This project analyzes the Olist E-Commerce Dataset, which contains nearly 100,000 orders from March 2016 to August 2018. Olist is a Brazilian platform that connects small businesses to major online marketplaces. The goal of this analysis is to gain insights into e-commerce trends in Brazil — from customer behavior and logistics performance to payment methods and seller distribution.
Understand customer purchasing behavior and order frequency.
Analyze delivery performance and identify logistical bottlenecks.
Explore payment methods, installment trends, and revenue distribution.
Detect regional differences across Brazilian states.
Combine SQL for data extraction and Python for deeper analysis and visualization.
SQL (SQLite) — for data cleaning, joining, and aggregation.
Python (Pandas, Matplotlib, Seaborn) — for visualization and statistical analysis.
Jupyter Notebook — for interactive exploration and presentation.
The dataset was originally published by Olist on Kaggle.

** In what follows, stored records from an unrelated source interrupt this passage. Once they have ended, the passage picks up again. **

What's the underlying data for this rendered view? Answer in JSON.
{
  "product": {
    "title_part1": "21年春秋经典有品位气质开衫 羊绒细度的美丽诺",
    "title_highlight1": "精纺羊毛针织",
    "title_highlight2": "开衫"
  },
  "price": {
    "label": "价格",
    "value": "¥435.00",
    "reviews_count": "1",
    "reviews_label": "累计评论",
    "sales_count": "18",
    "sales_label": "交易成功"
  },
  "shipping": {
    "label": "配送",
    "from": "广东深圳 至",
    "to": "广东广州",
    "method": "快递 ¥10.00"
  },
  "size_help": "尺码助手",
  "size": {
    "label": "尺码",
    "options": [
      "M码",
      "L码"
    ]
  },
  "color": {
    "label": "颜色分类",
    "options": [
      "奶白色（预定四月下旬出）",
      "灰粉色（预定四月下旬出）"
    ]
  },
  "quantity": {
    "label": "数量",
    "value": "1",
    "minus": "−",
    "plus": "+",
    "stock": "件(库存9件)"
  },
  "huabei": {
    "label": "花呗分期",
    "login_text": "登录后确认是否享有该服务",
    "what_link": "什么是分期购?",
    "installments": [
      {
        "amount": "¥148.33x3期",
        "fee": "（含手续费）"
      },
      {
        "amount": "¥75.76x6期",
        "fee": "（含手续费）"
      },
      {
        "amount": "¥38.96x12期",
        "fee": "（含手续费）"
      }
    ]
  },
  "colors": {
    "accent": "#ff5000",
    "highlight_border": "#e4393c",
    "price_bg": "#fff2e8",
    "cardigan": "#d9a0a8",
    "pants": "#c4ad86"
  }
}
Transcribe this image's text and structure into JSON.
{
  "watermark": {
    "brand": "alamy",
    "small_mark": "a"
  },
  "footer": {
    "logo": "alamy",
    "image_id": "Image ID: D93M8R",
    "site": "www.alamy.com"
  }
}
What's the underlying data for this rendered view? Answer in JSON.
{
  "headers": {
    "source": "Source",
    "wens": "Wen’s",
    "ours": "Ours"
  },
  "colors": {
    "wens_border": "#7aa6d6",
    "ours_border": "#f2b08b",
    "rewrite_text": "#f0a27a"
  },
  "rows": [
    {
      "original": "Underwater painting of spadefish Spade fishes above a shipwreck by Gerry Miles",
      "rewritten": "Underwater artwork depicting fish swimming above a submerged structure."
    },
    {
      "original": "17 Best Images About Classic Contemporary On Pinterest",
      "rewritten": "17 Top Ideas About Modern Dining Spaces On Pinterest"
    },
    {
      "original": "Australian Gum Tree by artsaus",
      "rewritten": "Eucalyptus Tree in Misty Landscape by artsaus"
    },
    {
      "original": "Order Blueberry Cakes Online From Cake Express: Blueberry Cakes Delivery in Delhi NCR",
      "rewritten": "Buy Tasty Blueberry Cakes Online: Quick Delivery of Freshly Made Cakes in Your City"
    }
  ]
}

It includes multiple tables:
orders — order lifecycle timestamps
customers — customer locations and IDs
order_items — product, seller, and price details
products — product categories and dimensions
sellers — seller IDs and locations
geolocation — coordinates of customers and sellers
payments — payment methods and installments
reviews — customer satisfaction feedback
Average delivery time vs expected delivery time across states.

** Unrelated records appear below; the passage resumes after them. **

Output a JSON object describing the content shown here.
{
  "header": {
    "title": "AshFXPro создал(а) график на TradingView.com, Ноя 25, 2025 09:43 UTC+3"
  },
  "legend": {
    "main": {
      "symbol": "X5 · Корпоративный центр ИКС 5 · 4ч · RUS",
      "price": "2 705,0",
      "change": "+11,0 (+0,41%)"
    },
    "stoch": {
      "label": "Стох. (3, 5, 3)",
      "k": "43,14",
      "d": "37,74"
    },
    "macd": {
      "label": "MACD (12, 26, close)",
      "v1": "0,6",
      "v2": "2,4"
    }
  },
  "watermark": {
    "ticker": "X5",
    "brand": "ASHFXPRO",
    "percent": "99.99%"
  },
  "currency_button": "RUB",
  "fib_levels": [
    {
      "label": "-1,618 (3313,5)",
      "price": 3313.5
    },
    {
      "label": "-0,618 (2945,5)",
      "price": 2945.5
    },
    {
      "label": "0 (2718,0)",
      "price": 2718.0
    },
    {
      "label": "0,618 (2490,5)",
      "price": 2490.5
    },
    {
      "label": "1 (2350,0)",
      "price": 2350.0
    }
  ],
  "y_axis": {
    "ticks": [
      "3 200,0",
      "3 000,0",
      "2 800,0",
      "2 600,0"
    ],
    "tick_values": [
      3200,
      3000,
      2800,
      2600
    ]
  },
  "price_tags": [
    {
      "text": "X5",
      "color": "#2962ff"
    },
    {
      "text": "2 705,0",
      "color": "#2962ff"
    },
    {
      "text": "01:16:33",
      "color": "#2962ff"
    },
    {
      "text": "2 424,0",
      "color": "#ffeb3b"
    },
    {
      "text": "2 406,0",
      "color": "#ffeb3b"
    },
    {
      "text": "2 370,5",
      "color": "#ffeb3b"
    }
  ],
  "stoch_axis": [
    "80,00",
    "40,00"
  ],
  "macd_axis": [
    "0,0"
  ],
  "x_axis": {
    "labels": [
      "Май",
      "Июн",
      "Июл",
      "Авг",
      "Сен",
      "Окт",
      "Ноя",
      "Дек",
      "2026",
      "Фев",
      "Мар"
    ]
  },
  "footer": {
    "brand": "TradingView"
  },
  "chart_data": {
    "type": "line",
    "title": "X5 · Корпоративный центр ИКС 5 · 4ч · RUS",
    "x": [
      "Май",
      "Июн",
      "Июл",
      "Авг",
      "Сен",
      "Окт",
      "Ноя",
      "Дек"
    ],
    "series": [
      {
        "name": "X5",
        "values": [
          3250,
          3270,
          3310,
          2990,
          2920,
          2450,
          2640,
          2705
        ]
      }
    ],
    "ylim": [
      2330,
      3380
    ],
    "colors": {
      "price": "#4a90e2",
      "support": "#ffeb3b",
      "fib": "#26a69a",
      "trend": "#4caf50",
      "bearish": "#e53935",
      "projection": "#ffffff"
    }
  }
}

Comparison of internal handling times between sellers.
Distribution of order values and installment counts.
Top performing states in total sales volume.
Correlation between review scores and delivery delays.
📁 olist-ecommerce-analysis_sql-python │ ├── data/ # Raw and cleaned datasets ├── sql/ # SQL queries used for analysis ├── notebooks/ # Jupyter Notebooks (Python analysis) ├── visuals/ # Charts and visualizations ├── README.md # Project documentation └── requirements.txt # Dependencies
Clone the repository:
git clone https://github.com/alopezmoreira1989/olist-ecommerce-analysis_sql-python.git cd olist-ecommerce-analysis_sql-python
(Optional) Create and activate a virtual environment:
python -m venv venv source venv/bin/activate # On Windows: venv\Scripts\activate
Install dependencies:
pip install -r requirements.txt
Explore SQL queries or open Jupyter Notebooks to reproduce the analysis.
Automate SQL-to-Python data pipeline.
Build interactive dashboards with Plotly or Streamlit.
Extend the analysis to predict delivery delays using ML models.
This project is released under the MIT License. Feel free to use, modify, and share it with attribution.